The Wine Republic is concentrating on the minority of Chinese wine-drinkers who actually buy their own wine to drink, and Thompson says it is a rapidly growing minority who appreciate fine wines. “Over the last three, six, nine months, there has been a significant change in the market, and it offers some real opportunities for Australian winemakers,” he says, adding that his experience suggests the ‘flavour profile’ of Australian wines is generally one that’s enjoyed by Chinese wine-drinkers. “We want the consumers to know what it is they’re buying, and to like it, and seeking it out in the future because they like it, because it tastes good.”

The company’s bilingual website, which features wine from eight countries, makes it clear that the transport and storage of wine in China is often less than ideal. The company, the website says, cares deeply about the quality of wine it markets: “This is why every bottle we sell travels to China inside a refrigerated container, is stored in warehouses with full temperature and humidity control once it’s here, reaching you in the best possible condition.”

Thompson says Chinese drinkers often start with Bordeaux before graduating. to cabernets from the Coonawarra. “We have customers who buy large quantities of them, like Parker Estate. These customers find the Coonawarra wines still have the body and the style that they find in Bordeaux, and they’re just as serious, but they’re much more approachable. The irony is that some people perceive the wines as being not expensive enough.”

McLaren Vale wines, too, are enjoyed by Chinese drinkers. Some important Chinese visitors recently visited Chapel Hill, Thompson says, and they were astonished at the quality of the wines. Chinese tea-drinkers nearly always appreciate the tannin and structure of good Australian wines, he adds. “They get it right away.”

“A lot of people here are looking beyond Bordeaux. They’re realising that there are some great wines made in other parts of the world.”

The wagyu steak is sizzling in the open-view kitchen, the diners are relaxing in their plush high-backed chairs, and the Australian wine is ready to be enjoyed. Here at the Grange Grill restaurant, in the Westin hotel in southern China’s industrial megacity of Shenzhen, the scene is set for luxury.

According information provided by the hotel, the Grange Grill has “aligned” itself with the Penfolds Winery; “in particular with their iconic wine ‘Grange’, the most famous of the wines from Australia” and a range of Grange vintages have been “painstakingly procured creating an extremely rare selection of truly collectable wines”.

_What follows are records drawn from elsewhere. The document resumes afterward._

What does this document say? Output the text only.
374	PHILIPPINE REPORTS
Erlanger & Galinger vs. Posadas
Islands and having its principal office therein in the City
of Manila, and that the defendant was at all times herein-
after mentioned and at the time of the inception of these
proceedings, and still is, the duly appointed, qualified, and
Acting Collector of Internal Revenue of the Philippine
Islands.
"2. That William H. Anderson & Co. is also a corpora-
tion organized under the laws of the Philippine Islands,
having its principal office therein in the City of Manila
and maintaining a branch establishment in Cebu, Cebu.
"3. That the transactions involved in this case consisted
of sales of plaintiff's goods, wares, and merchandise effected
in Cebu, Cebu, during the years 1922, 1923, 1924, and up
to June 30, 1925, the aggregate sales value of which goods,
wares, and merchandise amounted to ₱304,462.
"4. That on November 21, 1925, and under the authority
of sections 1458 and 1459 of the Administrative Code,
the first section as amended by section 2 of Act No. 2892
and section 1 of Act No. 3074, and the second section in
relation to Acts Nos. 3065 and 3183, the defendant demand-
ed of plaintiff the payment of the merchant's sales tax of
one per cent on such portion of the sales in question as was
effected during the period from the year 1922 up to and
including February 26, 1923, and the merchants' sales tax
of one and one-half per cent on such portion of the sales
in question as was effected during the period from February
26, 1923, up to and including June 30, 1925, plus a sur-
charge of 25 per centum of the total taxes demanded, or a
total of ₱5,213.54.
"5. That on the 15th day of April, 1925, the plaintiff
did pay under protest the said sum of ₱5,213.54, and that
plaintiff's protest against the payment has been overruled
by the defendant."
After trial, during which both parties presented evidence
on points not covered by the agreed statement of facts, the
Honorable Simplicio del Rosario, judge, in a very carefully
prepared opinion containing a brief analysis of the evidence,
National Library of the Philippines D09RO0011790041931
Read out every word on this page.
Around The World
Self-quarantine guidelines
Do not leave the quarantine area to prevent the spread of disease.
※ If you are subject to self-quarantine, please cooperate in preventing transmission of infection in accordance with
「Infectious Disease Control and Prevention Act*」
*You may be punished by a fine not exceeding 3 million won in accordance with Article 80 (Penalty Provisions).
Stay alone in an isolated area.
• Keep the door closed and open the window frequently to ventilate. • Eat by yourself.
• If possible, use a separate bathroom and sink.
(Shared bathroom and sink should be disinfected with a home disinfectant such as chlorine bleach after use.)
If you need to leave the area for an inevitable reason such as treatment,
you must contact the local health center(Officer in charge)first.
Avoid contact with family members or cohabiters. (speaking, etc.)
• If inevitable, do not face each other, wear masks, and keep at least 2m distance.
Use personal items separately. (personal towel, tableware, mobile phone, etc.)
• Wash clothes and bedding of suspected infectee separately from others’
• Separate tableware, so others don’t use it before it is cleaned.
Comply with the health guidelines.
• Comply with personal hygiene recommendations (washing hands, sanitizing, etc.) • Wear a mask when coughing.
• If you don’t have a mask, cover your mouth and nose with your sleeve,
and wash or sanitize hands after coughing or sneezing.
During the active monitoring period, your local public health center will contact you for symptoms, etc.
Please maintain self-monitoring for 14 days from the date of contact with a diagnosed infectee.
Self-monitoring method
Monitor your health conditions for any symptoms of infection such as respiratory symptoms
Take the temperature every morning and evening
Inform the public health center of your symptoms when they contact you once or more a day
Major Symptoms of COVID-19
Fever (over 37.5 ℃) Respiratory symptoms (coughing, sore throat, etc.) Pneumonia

Penfolds, and especially Penfolds Grange, has a huge reputation in China, and the label has already had the dubious accolade of at least one enterprising faker, ‘Benfolds’, cashing in on the name.

The Grange Grill carries ten Grange vintages on its wine list, from the Grange 1986 at 20,600 renmimbi (about $3,650) on down. At least three bottles of Grange have been sold here since the hotel opened in 2010, according to hotel staff, and there is an extensive wine list of lesser wines, for patrons who are not quite so vintage-minded. There are 17 Westin hotels in China, and at least three of them have Grange restaurants, including establishments in Wuhan and Beijing.